The FDA says it took the action because food manufactured by the company could cause "serious adverse health consequences or death to humans."
The company has already recalled a large variety of its products, including many cheeses in its Amigo, Anita, Mexicana, and Santa Rosa de Lima brands.
MEN'S WEARHOUSE-JOS. A BANK
NEW YORK (AP) -- It's time to suit up: Men's Wearhouse is buying Jos. A. Bank for $1.8 billion.
Men's Wearhouse Inc. will pay $65 per share, a 5 percent premium to Jos. A. Bank Clothiers Inc.'s closing price Monday of $61.83.
The agreement ends a months-long back and forth that began in October when Jos. A. Bank offered to buy its larger rival for $2.3 billion. Men's Wearhouse scoffed at that offer, and turned the tables, offering to buy its rival for $1.54 billion.
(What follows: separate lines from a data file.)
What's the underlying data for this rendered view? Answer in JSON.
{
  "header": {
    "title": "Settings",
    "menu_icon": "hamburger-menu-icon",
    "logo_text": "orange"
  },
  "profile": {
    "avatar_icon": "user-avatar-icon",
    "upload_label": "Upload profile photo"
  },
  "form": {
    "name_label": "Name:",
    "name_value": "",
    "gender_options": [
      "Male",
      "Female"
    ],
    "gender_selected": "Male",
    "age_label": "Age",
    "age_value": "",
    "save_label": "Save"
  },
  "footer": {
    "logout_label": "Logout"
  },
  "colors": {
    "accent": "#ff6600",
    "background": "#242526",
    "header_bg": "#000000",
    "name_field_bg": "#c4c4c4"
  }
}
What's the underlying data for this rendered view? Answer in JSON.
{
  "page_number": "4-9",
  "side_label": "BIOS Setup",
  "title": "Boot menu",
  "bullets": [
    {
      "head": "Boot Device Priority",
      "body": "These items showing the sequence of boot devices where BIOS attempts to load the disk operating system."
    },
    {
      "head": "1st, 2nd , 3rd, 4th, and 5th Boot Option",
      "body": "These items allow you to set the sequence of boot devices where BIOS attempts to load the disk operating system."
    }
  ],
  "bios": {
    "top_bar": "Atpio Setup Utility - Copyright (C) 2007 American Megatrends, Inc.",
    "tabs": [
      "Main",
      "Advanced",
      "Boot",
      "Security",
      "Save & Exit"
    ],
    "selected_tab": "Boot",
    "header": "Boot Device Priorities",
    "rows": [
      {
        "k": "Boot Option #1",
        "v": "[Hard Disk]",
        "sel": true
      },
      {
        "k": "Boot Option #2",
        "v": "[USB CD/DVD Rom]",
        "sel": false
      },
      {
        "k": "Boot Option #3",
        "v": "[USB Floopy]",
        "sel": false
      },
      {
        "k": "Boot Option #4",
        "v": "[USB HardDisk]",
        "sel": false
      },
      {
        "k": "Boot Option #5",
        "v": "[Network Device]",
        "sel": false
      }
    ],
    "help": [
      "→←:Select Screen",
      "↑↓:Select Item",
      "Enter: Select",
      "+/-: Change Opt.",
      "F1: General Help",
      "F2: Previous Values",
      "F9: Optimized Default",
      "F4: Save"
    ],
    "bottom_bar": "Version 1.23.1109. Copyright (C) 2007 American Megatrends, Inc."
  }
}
By early March Men's Wearhouse had an offer of $63.50 per share on the table but said it may raise the bid to $65 per share if some conditions were met.
The combined company will be the fourth-biggest U.S. men's clothing retailer with more than 1,700 U.S. stores and about $3.5 billion in sales.
The transaction is expected to close by the third quarter.
LAS VEGAS (AP) -- Caesars Entertainment Corp. has reported a large quarterly loss after taking a hefty impairment charge.
The casino corporation said Tuesday it took goodwill and asset-impairment charges because of the continuing slump in Atlantic City and expectations that some of its property holdings may not last as long as expected. The company took nearly $2 billion in impairment charges for the quarter.
The Las Vegas-based company, which runs the Caesars, Harrah's, and Horseshoe brands, has struggled since the recession, and has not posted a profit since 2009.